With the campaign primary season in full swing, the most popular conservative voices in talk radio last week seemed to take sides in the crowded Republican presidential field.
And they both canted their opinions as a criticism, as they often do, of the mainstream media.
“The drive-by media is doing everything it can to disqualify the true conservatives on the Republican side,” said Rush Limbaugh on his Jan. 11 show. And by his definition, that meant Mitt Romney and Fred Thompson. “What you're being told is the only two candidates left that have any chance whatsoever are McCain and Huckabee, which is exactly what the drive-bys want. They want [a] liberal moderate nominee.”
Sean Hannity delivered the same message on the same day. “There is clearly an effort [by the media] underway, I think, to convince us, the voters, to go for either, say John McCain or Mike Huckabee,” he said. “If you ask me who are the two more liberal candidates in the Republican primary, I would say, it's John McCain and Mike Huckabee.”

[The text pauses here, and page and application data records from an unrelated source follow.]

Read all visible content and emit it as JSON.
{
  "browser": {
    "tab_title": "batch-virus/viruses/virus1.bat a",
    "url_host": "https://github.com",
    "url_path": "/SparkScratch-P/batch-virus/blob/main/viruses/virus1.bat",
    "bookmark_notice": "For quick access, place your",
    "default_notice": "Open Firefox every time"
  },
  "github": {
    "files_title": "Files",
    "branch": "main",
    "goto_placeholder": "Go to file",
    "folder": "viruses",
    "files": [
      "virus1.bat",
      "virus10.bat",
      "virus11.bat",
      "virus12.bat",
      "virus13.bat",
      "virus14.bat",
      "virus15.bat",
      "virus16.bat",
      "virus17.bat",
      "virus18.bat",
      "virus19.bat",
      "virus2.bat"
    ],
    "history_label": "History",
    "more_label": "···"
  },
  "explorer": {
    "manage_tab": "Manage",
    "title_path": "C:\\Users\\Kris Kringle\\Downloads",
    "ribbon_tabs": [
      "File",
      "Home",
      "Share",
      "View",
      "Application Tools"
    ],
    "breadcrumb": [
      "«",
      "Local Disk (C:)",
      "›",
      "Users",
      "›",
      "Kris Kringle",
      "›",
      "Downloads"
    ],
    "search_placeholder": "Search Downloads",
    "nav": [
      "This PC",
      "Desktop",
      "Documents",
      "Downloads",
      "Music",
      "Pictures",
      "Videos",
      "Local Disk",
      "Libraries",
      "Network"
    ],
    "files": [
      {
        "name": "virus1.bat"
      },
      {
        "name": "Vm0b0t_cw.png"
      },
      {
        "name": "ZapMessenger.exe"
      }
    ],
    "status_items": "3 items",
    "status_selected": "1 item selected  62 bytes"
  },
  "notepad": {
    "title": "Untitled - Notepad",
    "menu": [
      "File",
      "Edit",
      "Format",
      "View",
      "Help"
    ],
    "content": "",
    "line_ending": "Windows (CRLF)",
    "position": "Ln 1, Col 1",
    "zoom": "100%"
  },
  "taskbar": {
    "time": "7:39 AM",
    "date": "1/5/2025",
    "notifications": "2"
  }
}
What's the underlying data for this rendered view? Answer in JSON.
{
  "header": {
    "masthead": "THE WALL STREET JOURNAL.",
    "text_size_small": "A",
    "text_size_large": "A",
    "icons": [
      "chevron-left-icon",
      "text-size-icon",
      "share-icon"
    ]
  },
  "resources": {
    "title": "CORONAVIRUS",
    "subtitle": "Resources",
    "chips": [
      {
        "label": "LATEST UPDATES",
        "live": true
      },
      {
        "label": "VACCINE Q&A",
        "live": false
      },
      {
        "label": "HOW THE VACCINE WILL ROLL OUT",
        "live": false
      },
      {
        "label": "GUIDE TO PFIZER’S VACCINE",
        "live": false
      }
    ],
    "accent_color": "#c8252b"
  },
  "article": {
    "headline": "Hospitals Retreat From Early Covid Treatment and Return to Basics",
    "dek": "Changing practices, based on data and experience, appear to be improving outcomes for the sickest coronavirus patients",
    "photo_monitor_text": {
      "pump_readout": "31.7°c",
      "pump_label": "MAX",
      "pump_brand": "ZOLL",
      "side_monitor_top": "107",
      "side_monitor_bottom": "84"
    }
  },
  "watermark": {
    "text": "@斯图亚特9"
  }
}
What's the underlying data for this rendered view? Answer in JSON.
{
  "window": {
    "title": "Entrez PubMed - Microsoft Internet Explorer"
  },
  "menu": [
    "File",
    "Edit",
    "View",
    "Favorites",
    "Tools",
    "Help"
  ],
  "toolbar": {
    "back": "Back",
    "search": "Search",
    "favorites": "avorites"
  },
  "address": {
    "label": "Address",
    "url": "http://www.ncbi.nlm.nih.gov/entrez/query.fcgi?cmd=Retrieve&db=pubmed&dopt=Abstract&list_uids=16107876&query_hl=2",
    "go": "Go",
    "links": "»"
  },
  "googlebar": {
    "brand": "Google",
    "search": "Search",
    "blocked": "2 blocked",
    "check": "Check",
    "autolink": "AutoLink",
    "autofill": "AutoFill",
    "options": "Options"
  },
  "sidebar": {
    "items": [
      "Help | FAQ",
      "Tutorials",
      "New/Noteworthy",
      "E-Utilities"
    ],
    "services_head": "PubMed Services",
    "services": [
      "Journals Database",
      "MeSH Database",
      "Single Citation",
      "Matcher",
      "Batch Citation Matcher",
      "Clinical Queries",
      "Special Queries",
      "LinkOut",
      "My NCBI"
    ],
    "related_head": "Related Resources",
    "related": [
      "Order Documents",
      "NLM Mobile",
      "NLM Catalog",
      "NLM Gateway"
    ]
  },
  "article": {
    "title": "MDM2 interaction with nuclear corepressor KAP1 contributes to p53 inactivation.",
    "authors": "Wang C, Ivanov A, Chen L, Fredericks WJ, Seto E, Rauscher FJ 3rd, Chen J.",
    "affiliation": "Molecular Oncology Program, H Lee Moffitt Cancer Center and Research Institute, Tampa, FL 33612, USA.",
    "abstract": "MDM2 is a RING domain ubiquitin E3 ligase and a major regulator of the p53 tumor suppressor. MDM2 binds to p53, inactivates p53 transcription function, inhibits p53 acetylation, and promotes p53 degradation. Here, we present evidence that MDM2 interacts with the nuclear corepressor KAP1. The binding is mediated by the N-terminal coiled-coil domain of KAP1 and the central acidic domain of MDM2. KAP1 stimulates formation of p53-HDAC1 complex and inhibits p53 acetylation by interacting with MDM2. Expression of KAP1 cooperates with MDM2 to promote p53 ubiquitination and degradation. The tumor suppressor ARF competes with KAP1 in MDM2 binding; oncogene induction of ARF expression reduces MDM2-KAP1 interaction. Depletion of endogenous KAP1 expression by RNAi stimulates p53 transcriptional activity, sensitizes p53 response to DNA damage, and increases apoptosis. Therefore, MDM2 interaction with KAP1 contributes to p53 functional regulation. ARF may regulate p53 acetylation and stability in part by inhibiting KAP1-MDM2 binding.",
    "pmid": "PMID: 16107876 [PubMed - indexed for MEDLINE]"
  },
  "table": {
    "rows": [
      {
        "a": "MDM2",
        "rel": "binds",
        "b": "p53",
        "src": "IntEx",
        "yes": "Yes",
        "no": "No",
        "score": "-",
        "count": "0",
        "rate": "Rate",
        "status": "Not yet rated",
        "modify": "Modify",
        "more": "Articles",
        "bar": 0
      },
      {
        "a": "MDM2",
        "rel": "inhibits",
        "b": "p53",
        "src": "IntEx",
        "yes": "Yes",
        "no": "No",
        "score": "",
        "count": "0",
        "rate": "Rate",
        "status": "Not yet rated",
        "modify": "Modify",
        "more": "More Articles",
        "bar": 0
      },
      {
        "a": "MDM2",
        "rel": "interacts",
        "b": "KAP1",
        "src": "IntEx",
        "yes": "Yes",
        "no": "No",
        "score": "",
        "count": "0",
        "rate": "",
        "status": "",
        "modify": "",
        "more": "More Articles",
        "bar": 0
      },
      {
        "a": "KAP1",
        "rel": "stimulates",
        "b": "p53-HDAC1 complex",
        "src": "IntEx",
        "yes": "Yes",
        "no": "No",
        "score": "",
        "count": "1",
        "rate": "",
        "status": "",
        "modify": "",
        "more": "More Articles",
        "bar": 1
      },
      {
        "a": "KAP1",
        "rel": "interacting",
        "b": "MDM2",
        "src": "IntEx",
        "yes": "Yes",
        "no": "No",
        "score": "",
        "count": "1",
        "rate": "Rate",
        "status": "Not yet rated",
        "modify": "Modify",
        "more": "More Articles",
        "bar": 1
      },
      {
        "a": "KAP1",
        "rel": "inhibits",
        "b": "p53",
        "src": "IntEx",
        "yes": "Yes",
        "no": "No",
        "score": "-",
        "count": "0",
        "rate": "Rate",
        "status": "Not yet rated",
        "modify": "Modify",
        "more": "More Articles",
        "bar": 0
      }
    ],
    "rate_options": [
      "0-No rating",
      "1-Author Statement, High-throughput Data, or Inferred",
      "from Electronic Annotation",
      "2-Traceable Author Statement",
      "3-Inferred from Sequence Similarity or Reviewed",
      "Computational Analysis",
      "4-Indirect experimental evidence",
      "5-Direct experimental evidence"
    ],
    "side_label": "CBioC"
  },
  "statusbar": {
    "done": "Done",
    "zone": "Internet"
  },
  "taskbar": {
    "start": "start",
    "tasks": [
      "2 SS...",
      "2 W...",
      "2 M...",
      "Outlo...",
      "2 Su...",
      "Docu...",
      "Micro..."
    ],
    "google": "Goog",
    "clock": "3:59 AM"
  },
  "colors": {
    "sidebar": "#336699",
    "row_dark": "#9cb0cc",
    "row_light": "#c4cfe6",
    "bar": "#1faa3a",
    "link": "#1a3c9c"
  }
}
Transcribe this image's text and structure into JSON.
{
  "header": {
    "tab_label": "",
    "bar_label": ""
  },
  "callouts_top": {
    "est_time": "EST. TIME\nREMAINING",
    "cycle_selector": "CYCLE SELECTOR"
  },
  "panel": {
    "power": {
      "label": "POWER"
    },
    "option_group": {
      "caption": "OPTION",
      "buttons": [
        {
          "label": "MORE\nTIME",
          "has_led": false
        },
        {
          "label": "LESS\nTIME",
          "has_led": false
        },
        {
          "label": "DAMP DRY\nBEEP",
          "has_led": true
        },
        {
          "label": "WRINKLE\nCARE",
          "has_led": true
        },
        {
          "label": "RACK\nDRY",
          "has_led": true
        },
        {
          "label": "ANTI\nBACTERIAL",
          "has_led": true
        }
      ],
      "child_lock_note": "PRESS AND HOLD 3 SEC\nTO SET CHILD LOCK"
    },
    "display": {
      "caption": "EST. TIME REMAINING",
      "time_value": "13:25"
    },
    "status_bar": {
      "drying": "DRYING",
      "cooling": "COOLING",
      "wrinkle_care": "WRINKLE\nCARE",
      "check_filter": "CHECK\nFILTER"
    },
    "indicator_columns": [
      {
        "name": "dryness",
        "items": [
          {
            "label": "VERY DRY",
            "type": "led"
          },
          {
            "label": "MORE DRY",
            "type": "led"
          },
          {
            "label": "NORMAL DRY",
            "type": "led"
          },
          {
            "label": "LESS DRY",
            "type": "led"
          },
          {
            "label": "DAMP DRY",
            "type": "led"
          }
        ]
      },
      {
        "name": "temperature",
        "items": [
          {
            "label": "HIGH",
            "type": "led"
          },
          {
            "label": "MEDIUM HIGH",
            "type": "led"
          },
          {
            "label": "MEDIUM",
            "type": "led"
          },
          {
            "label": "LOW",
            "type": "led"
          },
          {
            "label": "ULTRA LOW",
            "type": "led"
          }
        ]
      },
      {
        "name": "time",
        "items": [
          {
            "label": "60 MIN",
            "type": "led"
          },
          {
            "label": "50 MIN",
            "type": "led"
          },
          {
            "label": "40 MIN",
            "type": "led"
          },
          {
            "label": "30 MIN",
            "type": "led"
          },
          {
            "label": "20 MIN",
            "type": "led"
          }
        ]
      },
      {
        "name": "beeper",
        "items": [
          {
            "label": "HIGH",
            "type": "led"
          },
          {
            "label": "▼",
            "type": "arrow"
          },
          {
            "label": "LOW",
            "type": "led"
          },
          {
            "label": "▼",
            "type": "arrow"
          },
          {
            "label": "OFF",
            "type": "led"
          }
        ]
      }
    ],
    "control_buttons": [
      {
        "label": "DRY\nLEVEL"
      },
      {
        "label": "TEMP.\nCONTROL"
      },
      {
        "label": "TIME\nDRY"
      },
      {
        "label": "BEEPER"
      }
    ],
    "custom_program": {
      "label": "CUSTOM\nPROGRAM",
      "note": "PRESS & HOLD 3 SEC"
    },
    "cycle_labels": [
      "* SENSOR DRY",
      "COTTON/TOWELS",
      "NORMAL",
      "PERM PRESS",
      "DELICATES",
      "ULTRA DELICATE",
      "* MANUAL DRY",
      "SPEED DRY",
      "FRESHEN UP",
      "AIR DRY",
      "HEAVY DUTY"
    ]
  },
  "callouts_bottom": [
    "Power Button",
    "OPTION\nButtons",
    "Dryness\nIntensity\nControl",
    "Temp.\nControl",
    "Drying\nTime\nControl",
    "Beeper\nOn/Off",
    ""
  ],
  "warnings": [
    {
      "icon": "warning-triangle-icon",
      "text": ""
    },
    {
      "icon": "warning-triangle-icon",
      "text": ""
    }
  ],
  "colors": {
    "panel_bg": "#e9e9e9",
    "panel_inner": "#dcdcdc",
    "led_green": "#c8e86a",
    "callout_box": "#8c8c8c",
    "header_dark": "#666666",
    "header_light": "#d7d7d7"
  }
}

If the influence of ideological talk show hosts is often mitigated by the fact that their listeners already share their political leanings, a wide open campaign for President offers a rare test. What impact could they have on the primary races?
Last week, cable and radio talk hosts spent a whopping 75% of their time on the battle for the White House, as measured by PEJ's Talk Show Index from Jan. 6-11. And the two conservative radio talkers with the biggest audiences, (Limbaugh at 13.5 million and Hannity at 12.5 million, according to Talkers Magazine) seemed to be sending listeners clear messages.